Jeux de rôles, tables de ping-pong, toboggans colorés, parties de paintball dans les couloirs du bureau : en quelques années, les jeux ont envahi les espaces professionnels. «Le sérieux du travail aurait-il fait place à la futilité ludique?» s’interroge Stéphane Le Lay. Enquête sur les moteurs et les ressorts ludiques qui sont à la base de ce management distractif.

Au terme anglais de gamification qui désigne «le processus consistant à transformer une activité ou une tâche en un jeu ou quelque chose ressemblant à un jeu», l’auteur préfère le verbe jouer, qui englobe un ensemble d’activités de caractère ludique et qui fait référence à une modalité d’action. Si l’idée d’introduire un esprit de jeu n’est pas nouvelle, sa large propagation est plus récente. Comment expliquer que les jeux – ces activités relevant de l’enfance, de la futilité et du simple divertissement – se soient hissés au niveau d’occupations susceptibles d’influencer sérieusement les activités professionnelles?

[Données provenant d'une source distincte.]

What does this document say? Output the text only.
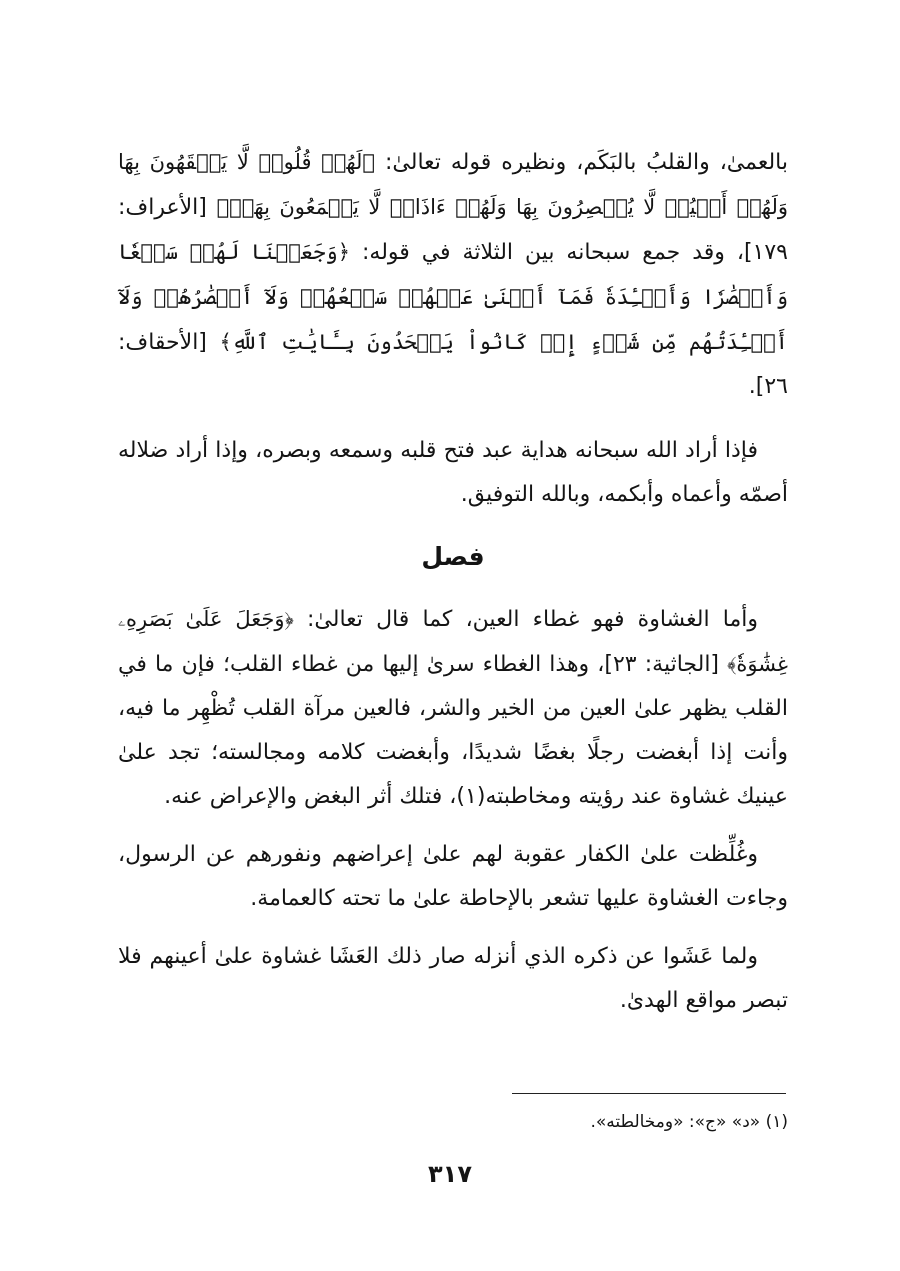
بالعمىٰ، والقلبُ بالبَكَم، ونظيره قوله تعالىٰ: ﴿لَهُمۡ قُلُوبٞ لَّا يَفۡقَهُونَ بِهَا وَلَهُمۡ أَعۡيُنٞ لَّا يُبۡصِرُونَ بِهَا وَلَهُمۡ ءَاذَانٞ لَّا يَسۡمَعُونَ بِهَآۚ﴾ [الأعراف: ١٧٩]، وقد جمع سبحانه بين الثلاثة في قوله: ﴿وَجَعَلۡنَا لَهُمۡ سَمۡعٗا وَأَبۡصَٰرٗا وَأَفۡـِٔدَةٗ فَمَآ أَغۡنَىٰ عَنۡهُمۡ سَمۡعُهُمۡ وَلَآ أَبۡصَٰرُهُمۡ وَلَآ أَفۡـِٔدَتُهُم مِّن شَيۡءٍ إِذۡ كَانُواْ يَجۡحَدُونَ بِـَٔايَٰتِ ٱللَّهِ﴾ [الأحقاف: ٢٦].

فإذا أراد الله سبحانه هداية عبد فتح قلبه وسمعه وبصره، وإذا أراد ضلاله أصمّه وأعماه وأبكمه، وبالله التوفيق.

فصل

وأما الغشاوة فهو غطاء العين، كما قال تعالىٰ: ﴿وَجَعَلَ عَلَىٰ بَصَرِهِۦ غِشَٰوَةٗ﴾ [الجاثية: ٢٣]، وهذا الغطاء سرىٰ إليها من غطاء القلب؛ فإن ما في القلب يظهر علىٰ العين من الخير والشر، فالعين مرآة القلب تُظْهِر ما فيه، وأنت إذا أبغضت رجلًا بغضًا شديدًا، وأبغضت كلامه ومجالسته؛ تجد علىٰ عينيك غشاوة عند رؤيته ومخاطبته(١)، فتلك أثر البغض والإعراض عنه.

وغُلِّظت علىٰ الكفار عقوبة لهم علىٰ إعراضهم ونفورهم عن الرسول، وجاءت الغشاوة عليها تشعر بالإحاطة علىٰ ما تحته كالعمامة.

ولما عَشَوا عن ذكره الذي أنزله صار ذلك العَشَا غشاوة علىٰ أعينهم فلا تبصر مواقع الهدىٰ.

(١) «د» «ج»: «ومخالطته».

٣١٧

Jouez! Le travail à l'ère du management distractif

Le Lay, S., Jouez! Le travail à l’ère du management distractif, Paris, CNRS Éditions, 2023, 221 pages.

Ressort ludique

Ainsi donc, il est devenu courant de jouer au travail. Les raisons sont multiples : pour mieux surmonter les difficultés, pour se détendre après une période de forte concentration, pour souder une équipe, pour former une cohésion interne, pour faciliter la créativité. Mais au-delà de toutes ces raisons, l’auteur décèle un autre motif : «Il n’est pas rare que ces pratiques apparemment légères, anodines, soient mises en place dans des organisations du travail où les rapports de coopération pâtissent, en réalité, de la pression concurrentielle entre travailleurs (qu’il s’agisse d’obtenir de meilleurs postes, des projets plus intéressants ou des primes plus conséquentes).» Somme toute, jouer et travailler ne reviendrait-il pas à transformer le travail (et ses luttes) en «jeu compétitif» stimulant l’esprit de compétition tout en abaissant la tension tant psychique que sociale?

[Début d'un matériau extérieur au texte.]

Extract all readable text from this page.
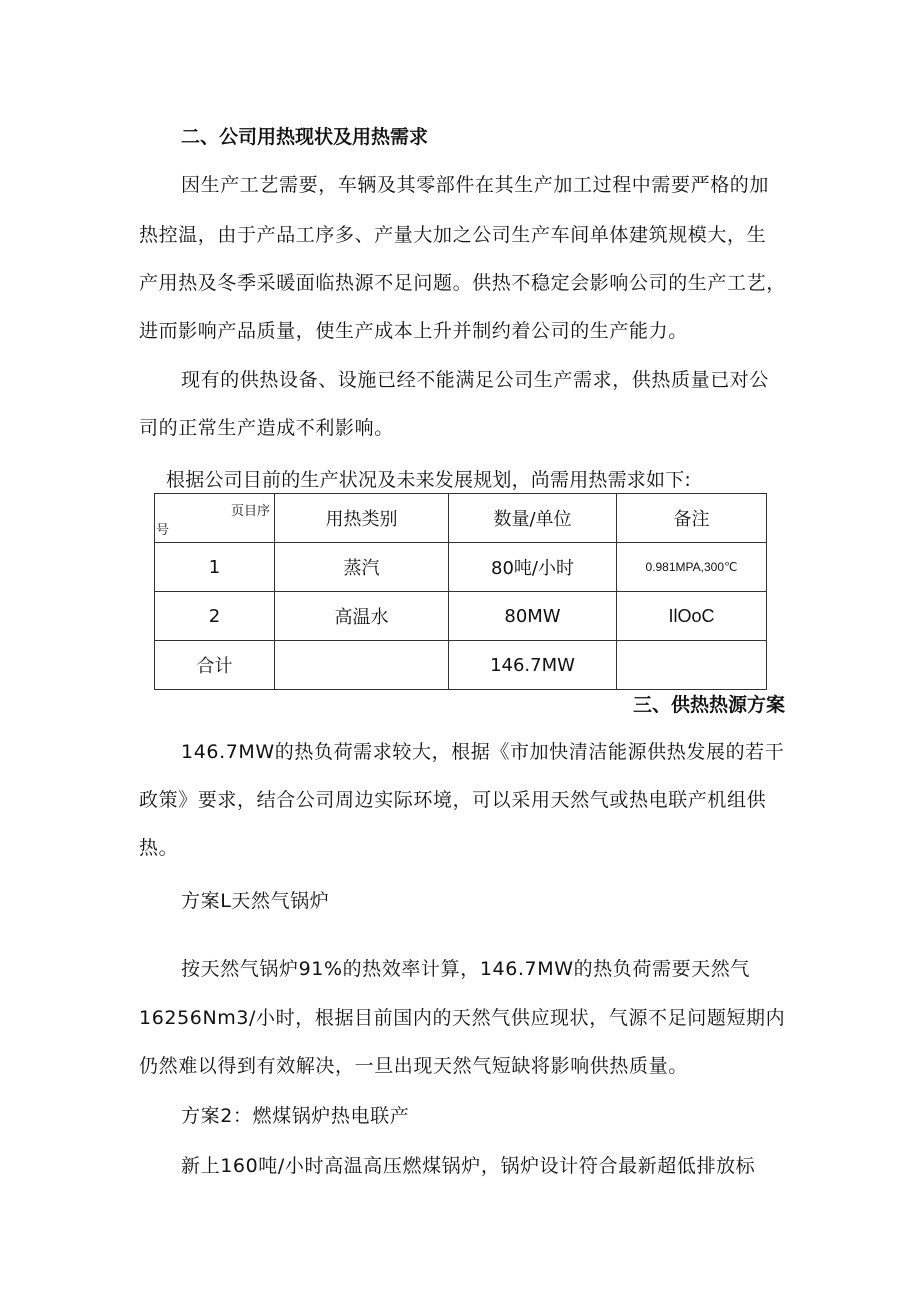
二、公司用热现状及用热需求
因生产工艺需要，车辆及其零部件在其生产加工过程中需要严格的加
热控温，由于产品工序多、产量大加之公司生产车间单体建筑规模大，生
产用热及冬季采暖面临热源不足问题。供热不稳定会影响公司的生产工艺，
进而影响产品质量，使生产成本上升并制约着公司的生产能力。
现有的供热设备、设施已经不能满足公司生产需求，供热质量已对公
司的正常生产造成不利影响。
根据公司目前的生产状况及未来发展规划，尚需用热需求如下:
页目序
号	用热类别	数量/单位	备注
1	蒸汽	80吨/小时	0.981MPA,300℃
2	高温水	80MW	IlOoC
合计		146.7MW	
三、供热热源方案
146.7MW的热负荷需求较大，根据《市加快清洁能源供热发展的若干
政策》要求，结合公司周边实际环境，可以采用天然气或热电联产机组供
热。
方案L天然气锅炉
按天然气锅炉91%的热效率计算，146.7MW的热负荷需要天然气
16256Nm3/小时，根据目前国内的天然气供应现状，气源不足问题短期内
仍然难以得到有效解决，一旦出现天然气短缺将影响供热质量。
方案2：燃煤锅炉热电联产
新上160吨/小时高温高压燃煤锅炉，锅炉设计符合最新超低排放标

Ludification organisationnelle

Comme sur un terrain de jeu où s’exerce une forme de concurrence, les employés remportent des primes (récompenses) et reçoivent des gratifications (victoires) au travail. Selon l’auteur, ce n’est rien de moins qu’une instrumentalisation calculée des ressorts du jeu au profit de l’employeur. «Cet art de gouverner par le maniement du divertissement et de la diversion passe par la mise en place de dispositifs usant des ressorts propres au jeu dans le but de rendre plus “anodine” la participation aux activités, quand bien même celles-ci comportent de nombreuses sources de souffrance potentiellement déstabilisantes pour les travailleurs», estime-t-il. Qu’en est-il des jeux sérieux (ou serious gaming en anglais)? Sous le couvert du jeu, l’enjeu final demeure toujours la victoire et non la coopération, comme l’explique Stéphane Le Lay. L’esprit de ce jeu-là ne serait qu’un produit d’une philosophie néolibérale où «l’individu est pensé comme un homo clausus (selon l’expression de Norbert Elias), acteur rationnel fermé sur lui-même et préoccupé uniquement par la satisfaction de son besoin de victoire sur autrui, signe de sa capacité à s’adapter en permanence aux changements pour demeurer le meilleur». À bon entendeur (et joueur), voilà une invitation à réfléchir plutôt qu’à jouer!